Am 26. August 2024 teilte die Partei Bündnis Sahra Wagenknecht (BSW) mit, dass sie Ziel eines Cyberangriffs geworden ist. Amira Mohamed Ali wandte sich im Namen des Parteivorstands an die Mitglieder und Unterstützer der Partei. Correctiv sei im Besitz von gestohlenen Informationen, die personenbezogene Daten von rund 70.000 Personen umfassen, wie der Berliner Zeitung durch eine Parteisprecherin bestätigt wurde. Diese Informationen sollen ohne Zustimmung der Betroffenen genutzt worden sein, um Mitglieder direkt zu kontaktieren und mit Fragen zu konfrontieren.
Wie bereits in früheren Fällen, nutzt Correctiv auch hier wieder zweifelhafte Methoden, um sich in Szene zu setzen. Es dürfte mittlerweile kaum noch Zweifel daran geben, dass Correctiv nicht unabhängig agiert. An die von ihm betonte Neutralität kann wohl kaum noch jemand ernsthaft glauben, vielmehr ist es naheliegend, dass das Investigativmedium als Werkzeug bestimmter politischer und medialer Interessen fungiert.
Eine Fortsetzung fragwürdiger Methoden
Bereits im Januar 2024 geriet das „Recherche“-Kollektiv Correctiv in die Schlagzeilen, als es mit einem dubiosen Bericht über ein Treffen in Potsdam für mediale Empörung sorgte. Der Artikel, der unbelegte Vorwürfe und historische Parallelen zu NS-Vertreibungsplänen zog, löste eine Welle der Entrüstung aus und führte zu massiven Protesten, die jedoch maßgeblich von politischen Akteuren und nicht von der Zivilgesellschaft organisiert wurden.
Diese Vorfälle zeigen ein beunruhigendes Muster: Correctiv agiert wiederholt als Katalysator für aufgeladene öffentliche Kampagnen, die oft auf zweifelhaften oder einseitigen Darstellungen beruhen. In diesem Kontext ist auch der aktuelle Cyberangriff auf die Partei Bündnis Sahra Wagenknecht (BSW) und Correctivs Rolle zu deuten, ist auch sie ganz klar Opposition und stellt eine ernstzunehmende Herausforderung für die etablierten Parteien dar.
Wahl im Osten – Soll die Opposition um jeden Preis geschwächt werden?
Die bevorstehenden Landtagswahlen in Sachsen, Thüringen und Brandenburg stellen eine erhebliche Herausforderung für die Ampel-Koalition und die CDU dar.
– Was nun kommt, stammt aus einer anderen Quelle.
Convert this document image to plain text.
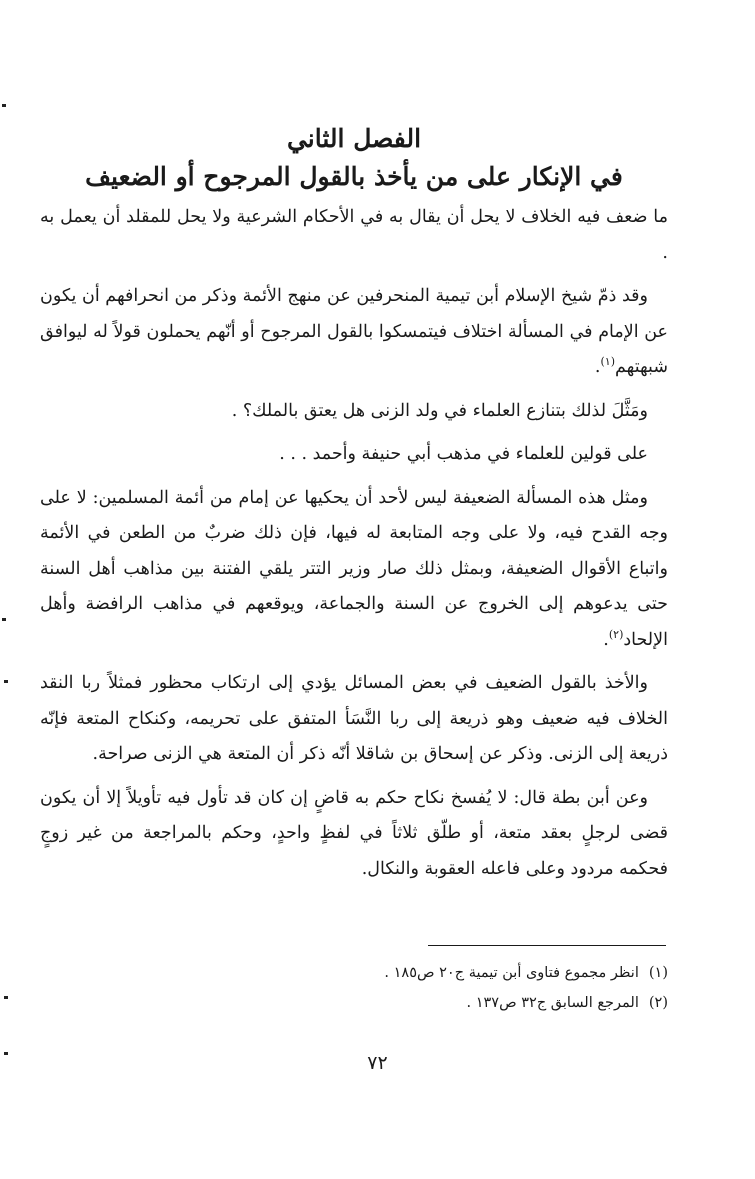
الفصل الثاني
في الإنكار على من يأخذ بالقول المرجوح أو الضعيف

ما ضعف فيه الخلاف لا يحل أن يقال به في الأحكام الشرعية ولا يحل للمقلد أن يعمل به .

وقد ذمّ شيخ الإسلام أبن تيمية المنحرفين عن منهج الأئمة وذكر من انحرافهم أن يكون عن الإمام في المسألة اختلاف فيتمسكوا بالقول المرجوح أو أنّهم يحملون قولاً له ليوافق شبهتهم$^{(١)}$.

ومَثَّلَ لذلك بتنازع العلماء في ولد الزنى هل يعتق بالملك؟ .

على قولين للعلماء في مذهب أبي حنيفة وأحمد . . .

ومثل هذه المسألة الضعيفة ليس لأحد أن يحكيها عن إمام من أئمة المسلمين: لا على وجه القدح فيه، ولا على وجه المتابعة له فيها، فإن ذلك ضربٌ من الطعن في الأئمة واتباع الأقوال الضعيفة، وبمثل ذلك صار وزير التتر يلقي الفتنة بين مذاهب أهل السنة حتى يدعوهم إلى الخروج عن السنة والجماعة، ويوقعهم في مذاهب الرافضة وأهل الإلحاد$^{(٢)}$.

والأخذ بالقول الضعيف في بعض المسائل يؤدي إلى ارتكاب محظور فمثلاً ربا النقد الخلاف فيه ضعيف وهو ذريعة إلى ربا النَّسَأ المتفق على تحريمه، وكنكاح المتعة فإنّه ذريعة إلى الزنى. وذكر عن إسحاق بن شاقلا أنّه ذكر أن المتعة هي الزنى صراحة.

وعن أبن بطة قال: لا يُفسخ نكاح حكم به قاضٍ إن كان قد تأول فيه تأويلاً إلا أن يكون قضى لرجلٍ بعقد متعة، أو طلّق ثلاثاً في لفظٍ واحدٍ، وحكم بالمراجعة من غير زوجٍ فحكمه مردود وعلى فاعله العقوبة والنكال.

(١)انظر مجموع فتاوى أبن تيمية ج٢٠ ص١٨٥ .
(٢)المرجع السابق ج٣٢ ص١٣٧ .
٧٢
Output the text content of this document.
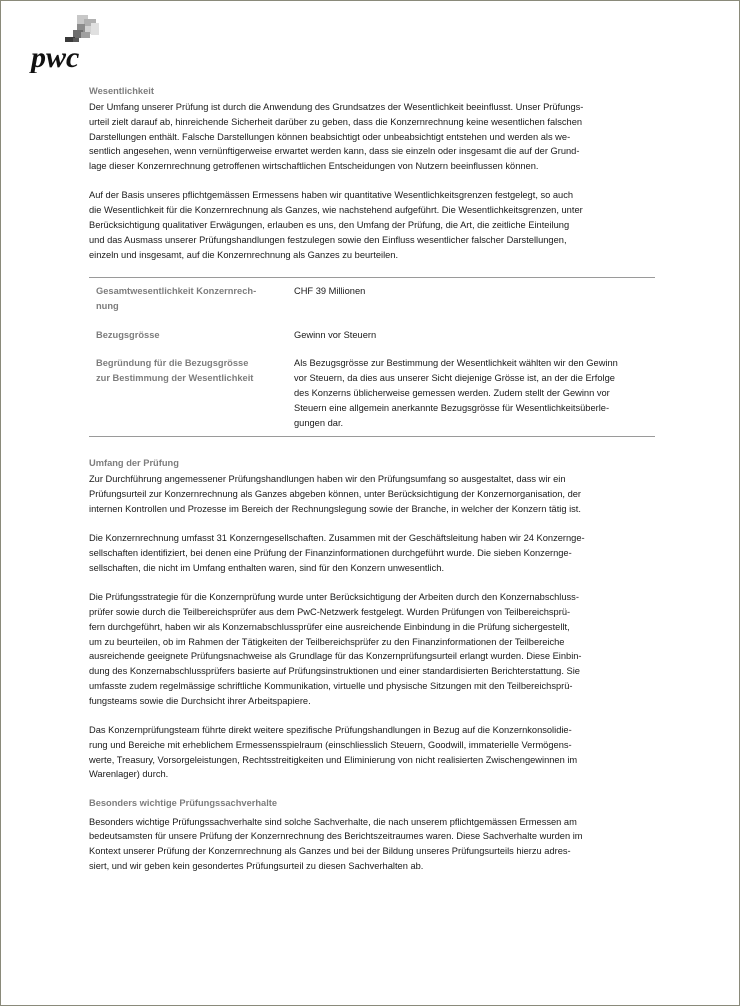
pwc
Wesentlichkeit
Der Umfang unserer Prüfung ist durch die Anwendung des Grundsatzes der Wesentlichkeit beeinflusst. Unser Prüfungs-
urteil zielt darauf ab, hinreichende Sicherheit darüber zu geben, dass die Konzernrechnung keine wesentlichen falschen
Darstellungen enthält. Falsche Darstellungen können beabsichtigt oder unbeabsichtigt entstehen und werden als we-
sentlich angesehen, wenn vernünftigerweise erwartet werden kann, dass sie einzeln oder insgesamt die auf der Grund-
lage dieser Konzernrechnung getroffenen wirtschaftlichen Entscheidungen von Nutzern beeinflussen können.
Auf der Basis unseres pflichtgemässen Ermessens haben wir quantitative Wesentlichkeitsgrenzen festgelegt, so auch
die Wesentlichkeit für die Konzernrechnung als Ganzes, wie nachstehend aufgeführt. Die Wesentlichkeitsgrenzen, unter
Berücksichtigung qualitativer Erwägungen, erlauben es uns, den Umfang der Prüfung, die Art, die zeitliche Einteilung
und das Ausmass unserer Prüfungshandlungen festzulegen sowie den Einfluss wesentlicher falscher Darstellungen,
einzeln und insgesamt, auf die Konzernrechnung als Ganzes zu beurteilen.
Gesamtwesentlichkeit Konzernrech-
nung	CHF 39 Millionen
Bezugsgrösse	Gewinn vor Steuern
Begründung für die Bezugsgrösse
zur Bestimmung der Wesentlichkeit	Als Bezugsgrösse zur Bestimmung der Wesentlichkeit wählten wir den Gewinn
vor Steuern, da dies aus unserer Sicht diejenige Grösse ist, an der die Erfolge
des Konzerns üblicherweise gemessen werden. Zudem stellt der Gewinn vor
Steuern eine allgemein anerkannte Bezugsgrösse für Wesentlichkeitsüberle-
gungen dar.
Umfang der Prüfung
Zur Durchführung angemessener Prüfungshandlungen haben wir den Prüfungsumfang so ausgestaltet, dass wir ein
Prüfungsurteil zur Konzernrechnung als Ganzes abgeben können, unter Berücksichtigung der Konzernorganisation, der
internen Kontrollen und Prozesse im Bereich der Rechnungslegung sowie der Branche, in welcher der Konzern tätig ist.
Die Konzernrechnung umfasst 31 Konzerngesellschaften. Zusammen mit der Geschäftsleitung haben wir 24 Konzernge-
sellschaften identifiziert, bei denen eine Prüfung der Finanzinformationen durchgeführt wurde. Die sieben Konzernge-
sellschaften, die nicht im Umfang enthalten waren, sind für den Konzern unwesentlich.
Die Prüfungsstrategie für die Konzernprüfung wurde unter Berücksichtigung der Arbeiten durch den Konzernabschluss-
prüfer sowie durch die Teilbereichsprüfer aus dem PwC-Netzwerk festgelegt. Wurden Prüfungen von Teilbereichsprü-
fern durchgeführt, haben wir als Konzernabschlussprüfer eine ausreichende Einbindung in die Prüfung sichergestellt,
um zu beurteilen, ob im Rahmen der Tätigkeiten der Teilbereichsprüfer zu den Finanzinformationen der Teilbereiche
ausreichende geeignete Prüfungsnachweise als Grundlage für das Konzernprüfungsurteil erlangt wurden. Diese Einbin-
dung des Konzernabschlussprüfers basierte auf Prüfungsinstruktionen und einer standardisierten Berichterstattung. Sie
umfasste zudem regelmässige schriftliche Kommunikation, virtuelle und physische Sitzungen mit den Teilbereichsprü-
fungsteams sowie die Durchsicht ihrer Arbeitspapiere.
Das Konzernprüfungsteam führte direkt weitere spezifische Prüfungshandlungen in Bezug auf die Konzernkonsolidie-
rung und Bereiche mit erheblichem Ermessensspielraum (einschliesslich Steuern, Goodwill, immaterielle Vermögens-
werte, Treasury, Vorsorgeleistungen, Rechtsstreitigkeiten und Eliminierung von nicht realisierten Zwischengewinnen im
Warenlager) durch.
Besonders wichtige Prüfungssachverhalte
Besonders wichtige Prüfungssachverhalte sind solche Sachverhalte, die nach unserem pflichtgemässen Ermessen am
bedeutsamsten für unsere Prüfung der Konzernrechnung des Berichtszeitraumes waren. Diese Sachverhalte wurden im
Kontext unserer Prüfung der Konzernrechnung als Ganzes und bei der Bildung unseres Prüfungsurteils hierzu adres-
siert, und wir geben kein gesondertes Prüfungsurteil zu diesen Sachverhalten ab.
In diesen östlichen Bundesländern sind sowohl die AfD als auch die BSW besonders stark, was sie zu dominierenden Kräften macht, die alle etablierten Parteien überflügeln. Diese Situation erschwert die Bildung von Koalitionen erheblich, da keine dieser Parteien bereit ist, eine Zusammenarbeit mit der AfD einzugehen. „In diesem Kontext könnte die von Merz angedeutete Bereitschaft, im Notfall mit dem ebenfalls starken BSW auf Landesebene zusammenzuarbeiten, entscheidend sein, um überhaupt mehrheitsfähige Regierungsbündnisse zu ermöglichen.“
Allerdings hatte der CDU-Chef dies im Juni noch weit von sich gewiesen und die Parteivorsitzende Wagenknecht sogar massiv beleidigt, als er von ihr als sowohl „rechtsextrem“ als auch „linksextrem“ sprach.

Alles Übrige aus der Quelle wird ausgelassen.